Powder Mountain Road fatal crash

A cargo truck was involved in a car crash that killed one man on Wednesday, Jan. 9, 2019 on Powder Mountain Road in Weber County. 

SALT LAKE CITY — The total number of traffic fatalities in Utah have fallen for a second consecutive year and the rate of deaths on state highways is as low as it’s been in at least decades.

There were 264 traffic deaths in 2018, according to data released Wednesday by the Utah Department of Transportation. Those totals are as low as they’ve been since 2014, when 256 people were killed on Utah roads.

The state’s rate of deaths per 1 million miles traveled was .80 in 2018, the lowest number seen since the state began tracking rates.

Though hard data is not available, 2018 figures to have been one of the safest years on the road in Utah’s history.

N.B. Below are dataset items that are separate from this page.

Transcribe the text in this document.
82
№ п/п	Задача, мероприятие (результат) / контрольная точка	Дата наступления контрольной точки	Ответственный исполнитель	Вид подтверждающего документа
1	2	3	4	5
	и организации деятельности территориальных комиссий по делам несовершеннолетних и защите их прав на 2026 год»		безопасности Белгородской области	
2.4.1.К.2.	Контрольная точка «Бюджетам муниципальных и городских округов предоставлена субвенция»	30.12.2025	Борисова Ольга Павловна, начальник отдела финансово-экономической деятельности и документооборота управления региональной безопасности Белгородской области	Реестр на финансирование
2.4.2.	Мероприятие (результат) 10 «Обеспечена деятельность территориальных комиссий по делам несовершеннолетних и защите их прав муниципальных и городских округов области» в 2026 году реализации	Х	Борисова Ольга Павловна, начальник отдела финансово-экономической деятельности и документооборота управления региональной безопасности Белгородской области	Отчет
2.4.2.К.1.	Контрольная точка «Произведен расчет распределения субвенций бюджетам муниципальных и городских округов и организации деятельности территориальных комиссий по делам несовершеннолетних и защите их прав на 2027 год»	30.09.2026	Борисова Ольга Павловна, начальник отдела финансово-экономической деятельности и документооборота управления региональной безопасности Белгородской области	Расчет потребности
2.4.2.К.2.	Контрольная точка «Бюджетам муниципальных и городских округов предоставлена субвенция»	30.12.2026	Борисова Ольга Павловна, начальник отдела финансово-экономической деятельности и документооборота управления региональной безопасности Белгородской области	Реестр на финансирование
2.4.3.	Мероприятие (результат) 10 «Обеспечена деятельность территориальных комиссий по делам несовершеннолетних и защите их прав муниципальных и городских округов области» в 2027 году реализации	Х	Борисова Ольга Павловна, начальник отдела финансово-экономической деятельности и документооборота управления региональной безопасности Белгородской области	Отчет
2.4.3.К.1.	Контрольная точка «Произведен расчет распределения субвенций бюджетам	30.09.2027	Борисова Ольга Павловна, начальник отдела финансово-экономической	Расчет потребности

The state reached at least a 52-year low in total traffic deaths in 2012 when 217 people were killed. But the rate then, .82 deaths per million miles traveled, was still higher than the rate of deaths in 2018.

“Fatalities on Utah roads have decreased,” said UDOT spokesman John Gleason. “But there is still significant room for improvement.”

Of the roadway fatalities in 2018 there were 175 motorists killed, 39 pedestrians, 47 motorcyclists and three bicyclists, according to UDOT.

Weather was not a factor in most of the fatal crashes, with 75 percent (or 198 crashes) occurring on dry roads. As has been found consistently in studies the National Highway Traffic Safety Administration, many of Utah’s fatal crashes in 2018 could be attributed to human error.

According to UDOT’s numbers, 15 road fatalities were attributed to drowsy drivers, 17 were caused by distracted drivers, 82 were due to aggressive driving (with 67 of those involving excessive speeds) and 19 traffic deaths were caused by impaired drivers.

Improper restraint or failure to wear a seat belt played a role in 50 fatalities, the state said.

About 68 percent of the total fatalities were male, with 32 percent being female. There were 27 teens killed on Utah roads in 2018.